Question #745c2

1 Answer
Mar 9, 2017

Answer:

#1.0 * 10^(-4)"g NaCl"#

Explanation:

The thing to remember about concentrations expressed in parts per million is that they are calculated by looking at the number of parts of solute present for every #10^6# parts of solution.

In other words, you're looking for the number of grams of solute present in #10^6# grams of solution. This value will get you the solution's concentration in parts per million.

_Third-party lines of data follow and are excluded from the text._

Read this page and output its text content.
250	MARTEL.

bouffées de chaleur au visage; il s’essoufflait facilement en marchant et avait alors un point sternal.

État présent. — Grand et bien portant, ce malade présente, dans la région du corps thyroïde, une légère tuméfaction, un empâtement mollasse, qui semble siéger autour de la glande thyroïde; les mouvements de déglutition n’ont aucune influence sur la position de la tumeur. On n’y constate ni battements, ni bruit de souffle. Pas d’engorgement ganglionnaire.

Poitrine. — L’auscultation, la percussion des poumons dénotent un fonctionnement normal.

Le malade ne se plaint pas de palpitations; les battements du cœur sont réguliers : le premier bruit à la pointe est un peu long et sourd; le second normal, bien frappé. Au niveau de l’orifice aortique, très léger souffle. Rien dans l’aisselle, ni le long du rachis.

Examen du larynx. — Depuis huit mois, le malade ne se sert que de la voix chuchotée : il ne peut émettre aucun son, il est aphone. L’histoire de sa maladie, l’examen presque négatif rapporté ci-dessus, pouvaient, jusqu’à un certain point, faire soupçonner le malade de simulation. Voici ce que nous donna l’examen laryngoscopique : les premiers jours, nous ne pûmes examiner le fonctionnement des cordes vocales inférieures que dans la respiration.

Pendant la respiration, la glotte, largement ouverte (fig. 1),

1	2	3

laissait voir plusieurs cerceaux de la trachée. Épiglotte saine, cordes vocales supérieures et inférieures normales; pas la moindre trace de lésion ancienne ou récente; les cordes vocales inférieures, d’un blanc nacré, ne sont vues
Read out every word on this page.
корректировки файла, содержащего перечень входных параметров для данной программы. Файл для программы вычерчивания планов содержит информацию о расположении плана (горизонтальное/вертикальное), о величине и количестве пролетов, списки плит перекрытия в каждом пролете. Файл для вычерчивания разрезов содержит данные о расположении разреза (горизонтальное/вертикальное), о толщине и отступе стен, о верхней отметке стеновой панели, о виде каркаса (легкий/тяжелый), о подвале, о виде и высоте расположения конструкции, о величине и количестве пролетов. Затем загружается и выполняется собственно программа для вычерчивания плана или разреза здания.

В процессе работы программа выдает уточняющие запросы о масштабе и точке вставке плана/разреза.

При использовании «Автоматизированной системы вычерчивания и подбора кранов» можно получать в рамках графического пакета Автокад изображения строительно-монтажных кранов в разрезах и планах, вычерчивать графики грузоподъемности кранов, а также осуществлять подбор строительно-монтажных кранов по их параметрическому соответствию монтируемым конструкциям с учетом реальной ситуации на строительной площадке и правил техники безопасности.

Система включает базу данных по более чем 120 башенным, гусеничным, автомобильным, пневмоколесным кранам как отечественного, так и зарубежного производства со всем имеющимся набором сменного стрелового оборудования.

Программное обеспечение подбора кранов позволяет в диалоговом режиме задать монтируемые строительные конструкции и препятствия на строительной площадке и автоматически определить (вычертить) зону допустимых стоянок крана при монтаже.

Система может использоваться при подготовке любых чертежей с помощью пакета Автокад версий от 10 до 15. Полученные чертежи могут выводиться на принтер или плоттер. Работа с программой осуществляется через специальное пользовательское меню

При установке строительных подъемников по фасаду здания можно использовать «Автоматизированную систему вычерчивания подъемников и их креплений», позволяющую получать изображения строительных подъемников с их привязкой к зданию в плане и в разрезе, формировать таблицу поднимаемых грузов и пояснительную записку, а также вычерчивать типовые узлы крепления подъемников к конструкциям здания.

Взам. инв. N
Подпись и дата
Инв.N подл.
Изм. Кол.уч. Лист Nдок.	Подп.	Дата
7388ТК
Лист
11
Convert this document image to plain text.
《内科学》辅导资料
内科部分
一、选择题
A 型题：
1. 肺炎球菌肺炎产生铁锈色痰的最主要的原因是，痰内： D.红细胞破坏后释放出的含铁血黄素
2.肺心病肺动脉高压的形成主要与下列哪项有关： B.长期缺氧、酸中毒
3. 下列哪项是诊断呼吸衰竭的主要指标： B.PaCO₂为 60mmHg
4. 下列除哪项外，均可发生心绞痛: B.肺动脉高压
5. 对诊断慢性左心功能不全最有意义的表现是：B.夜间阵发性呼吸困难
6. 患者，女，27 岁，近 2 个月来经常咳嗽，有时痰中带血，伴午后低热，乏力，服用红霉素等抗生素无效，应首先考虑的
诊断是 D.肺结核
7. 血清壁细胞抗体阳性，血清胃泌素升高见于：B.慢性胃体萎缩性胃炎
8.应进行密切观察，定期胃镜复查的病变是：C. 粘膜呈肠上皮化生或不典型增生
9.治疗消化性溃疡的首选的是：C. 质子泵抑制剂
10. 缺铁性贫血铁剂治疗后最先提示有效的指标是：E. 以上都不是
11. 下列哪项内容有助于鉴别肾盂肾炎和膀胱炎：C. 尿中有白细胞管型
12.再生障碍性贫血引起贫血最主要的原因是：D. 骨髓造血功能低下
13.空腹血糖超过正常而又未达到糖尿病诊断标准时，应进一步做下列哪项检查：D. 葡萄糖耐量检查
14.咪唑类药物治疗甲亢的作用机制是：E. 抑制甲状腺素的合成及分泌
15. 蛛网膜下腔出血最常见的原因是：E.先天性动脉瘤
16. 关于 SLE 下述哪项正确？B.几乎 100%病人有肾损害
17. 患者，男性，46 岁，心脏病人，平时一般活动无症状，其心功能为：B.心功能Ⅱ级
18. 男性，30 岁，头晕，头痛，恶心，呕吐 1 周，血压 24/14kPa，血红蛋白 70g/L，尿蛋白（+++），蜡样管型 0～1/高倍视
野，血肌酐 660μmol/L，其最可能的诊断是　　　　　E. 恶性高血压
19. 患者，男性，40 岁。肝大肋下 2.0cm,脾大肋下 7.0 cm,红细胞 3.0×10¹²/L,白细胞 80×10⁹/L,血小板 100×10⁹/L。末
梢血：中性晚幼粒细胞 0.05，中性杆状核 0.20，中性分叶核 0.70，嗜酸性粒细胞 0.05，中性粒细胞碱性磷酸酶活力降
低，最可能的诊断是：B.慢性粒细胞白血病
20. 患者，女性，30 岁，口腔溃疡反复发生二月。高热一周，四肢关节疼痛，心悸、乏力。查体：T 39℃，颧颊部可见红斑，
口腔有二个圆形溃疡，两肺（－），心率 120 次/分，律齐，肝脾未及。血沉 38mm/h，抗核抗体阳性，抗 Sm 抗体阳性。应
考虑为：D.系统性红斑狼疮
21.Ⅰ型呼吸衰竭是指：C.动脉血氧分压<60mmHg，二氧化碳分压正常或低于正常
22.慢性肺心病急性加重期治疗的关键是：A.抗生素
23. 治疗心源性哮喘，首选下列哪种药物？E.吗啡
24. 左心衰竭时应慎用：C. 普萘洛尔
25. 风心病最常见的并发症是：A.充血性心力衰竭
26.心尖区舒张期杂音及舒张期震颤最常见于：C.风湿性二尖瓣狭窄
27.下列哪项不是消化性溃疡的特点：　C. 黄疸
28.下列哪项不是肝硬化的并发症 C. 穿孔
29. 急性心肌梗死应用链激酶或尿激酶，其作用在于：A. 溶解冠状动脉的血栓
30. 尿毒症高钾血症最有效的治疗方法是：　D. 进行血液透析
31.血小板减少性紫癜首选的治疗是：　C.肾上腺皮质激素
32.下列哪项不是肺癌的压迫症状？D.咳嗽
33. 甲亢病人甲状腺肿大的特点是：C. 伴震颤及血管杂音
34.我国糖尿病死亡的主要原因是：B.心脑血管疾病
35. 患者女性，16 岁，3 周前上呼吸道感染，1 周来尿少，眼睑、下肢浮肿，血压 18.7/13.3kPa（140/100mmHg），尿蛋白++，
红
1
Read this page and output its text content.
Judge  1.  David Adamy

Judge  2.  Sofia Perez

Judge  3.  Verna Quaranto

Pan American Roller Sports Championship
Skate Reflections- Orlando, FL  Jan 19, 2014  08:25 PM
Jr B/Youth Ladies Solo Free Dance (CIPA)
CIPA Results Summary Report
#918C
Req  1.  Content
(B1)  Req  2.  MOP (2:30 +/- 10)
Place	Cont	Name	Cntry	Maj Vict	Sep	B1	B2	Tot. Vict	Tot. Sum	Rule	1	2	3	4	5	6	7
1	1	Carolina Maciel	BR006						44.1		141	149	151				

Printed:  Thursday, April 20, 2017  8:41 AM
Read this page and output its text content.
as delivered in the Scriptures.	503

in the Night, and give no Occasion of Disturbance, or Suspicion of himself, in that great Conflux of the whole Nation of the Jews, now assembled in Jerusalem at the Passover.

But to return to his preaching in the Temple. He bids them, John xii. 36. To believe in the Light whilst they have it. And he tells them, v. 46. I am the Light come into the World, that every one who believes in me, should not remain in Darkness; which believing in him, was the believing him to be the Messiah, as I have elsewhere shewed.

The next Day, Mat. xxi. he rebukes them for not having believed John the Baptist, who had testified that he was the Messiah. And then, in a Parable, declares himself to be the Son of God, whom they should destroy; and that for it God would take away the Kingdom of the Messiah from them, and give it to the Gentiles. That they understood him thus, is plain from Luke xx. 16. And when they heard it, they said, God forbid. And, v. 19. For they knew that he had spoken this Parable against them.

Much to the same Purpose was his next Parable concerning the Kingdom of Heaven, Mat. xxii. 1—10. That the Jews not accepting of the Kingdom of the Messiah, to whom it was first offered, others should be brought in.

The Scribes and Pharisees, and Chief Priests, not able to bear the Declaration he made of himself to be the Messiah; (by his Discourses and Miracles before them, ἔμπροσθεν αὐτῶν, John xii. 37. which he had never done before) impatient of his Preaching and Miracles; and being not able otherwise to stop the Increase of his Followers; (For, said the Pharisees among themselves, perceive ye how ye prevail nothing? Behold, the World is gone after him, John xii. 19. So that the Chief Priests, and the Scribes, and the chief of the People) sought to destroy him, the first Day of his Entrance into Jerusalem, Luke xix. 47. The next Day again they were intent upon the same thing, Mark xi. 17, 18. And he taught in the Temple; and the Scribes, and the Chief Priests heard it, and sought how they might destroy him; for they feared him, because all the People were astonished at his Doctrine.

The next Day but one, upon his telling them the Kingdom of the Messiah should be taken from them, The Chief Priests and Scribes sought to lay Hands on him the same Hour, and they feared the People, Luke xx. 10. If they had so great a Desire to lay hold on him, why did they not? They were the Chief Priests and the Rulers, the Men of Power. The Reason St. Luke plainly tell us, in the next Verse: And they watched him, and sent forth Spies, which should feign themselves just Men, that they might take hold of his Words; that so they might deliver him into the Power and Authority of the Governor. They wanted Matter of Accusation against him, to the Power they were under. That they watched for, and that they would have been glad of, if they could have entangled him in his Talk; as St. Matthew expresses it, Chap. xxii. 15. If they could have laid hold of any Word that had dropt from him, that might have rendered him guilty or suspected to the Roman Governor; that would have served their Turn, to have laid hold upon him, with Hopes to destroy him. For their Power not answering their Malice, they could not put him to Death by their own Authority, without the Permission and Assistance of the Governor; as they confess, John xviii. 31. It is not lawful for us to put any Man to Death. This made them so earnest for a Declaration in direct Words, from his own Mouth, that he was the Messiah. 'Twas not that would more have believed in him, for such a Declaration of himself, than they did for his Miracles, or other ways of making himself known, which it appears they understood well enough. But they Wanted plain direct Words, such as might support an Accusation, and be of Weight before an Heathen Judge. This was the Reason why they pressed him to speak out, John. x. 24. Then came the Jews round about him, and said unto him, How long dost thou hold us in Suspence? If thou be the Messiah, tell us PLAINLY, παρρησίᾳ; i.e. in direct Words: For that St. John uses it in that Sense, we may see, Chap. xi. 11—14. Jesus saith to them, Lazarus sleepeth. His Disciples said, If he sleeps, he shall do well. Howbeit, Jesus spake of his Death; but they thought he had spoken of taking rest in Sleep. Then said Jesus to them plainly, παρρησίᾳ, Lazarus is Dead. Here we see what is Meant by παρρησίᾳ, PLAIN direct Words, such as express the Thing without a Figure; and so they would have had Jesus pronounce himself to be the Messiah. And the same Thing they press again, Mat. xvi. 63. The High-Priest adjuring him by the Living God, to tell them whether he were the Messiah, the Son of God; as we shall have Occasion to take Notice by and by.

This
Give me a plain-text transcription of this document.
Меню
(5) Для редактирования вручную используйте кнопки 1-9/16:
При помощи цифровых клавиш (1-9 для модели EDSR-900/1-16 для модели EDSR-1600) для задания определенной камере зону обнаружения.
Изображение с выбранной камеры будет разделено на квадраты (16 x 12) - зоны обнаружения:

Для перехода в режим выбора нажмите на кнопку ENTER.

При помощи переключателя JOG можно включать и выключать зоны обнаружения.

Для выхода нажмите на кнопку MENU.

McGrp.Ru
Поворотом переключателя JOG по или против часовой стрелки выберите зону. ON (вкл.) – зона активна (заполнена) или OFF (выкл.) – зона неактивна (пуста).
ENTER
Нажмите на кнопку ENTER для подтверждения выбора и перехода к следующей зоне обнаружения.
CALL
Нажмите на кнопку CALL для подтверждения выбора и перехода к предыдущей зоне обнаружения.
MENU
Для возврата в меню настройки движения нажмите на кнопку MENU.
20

A #"1 ppm"# solution will thus contain #"1 g"# of solute for every #10^6# #"g"# of solution. Similarly, a #"100.0 ppm"# solution will contain #"100.0 g"# of solute for every #10^6# #"g"# of solution.

Now, you know that your solution must have a concentration of #100.0# ppm and that the mass of the solution is equal to #"1.0 g"#.

Your goal here will be to use the solution's parts per million concentration as a conversion factor to calculate the number of grams of sodium chloride, your solute, needed to make this solution.

#1.0 color(red)(cancel(color(black)("g solution"))) * overbrace("100.0 g NaCl"/(10^6color(red)(cancel(color(black)("g solution")))))^(color(blue)("= 100.0 ppm NaCl solution")) = color(darkgreen)(ul(color(black)(1.0 * 10^(-4)color(white)(.)"g NaCl")))#

The answer is rounded to two sig figs, the number of sig figs you have for the mass of the solution.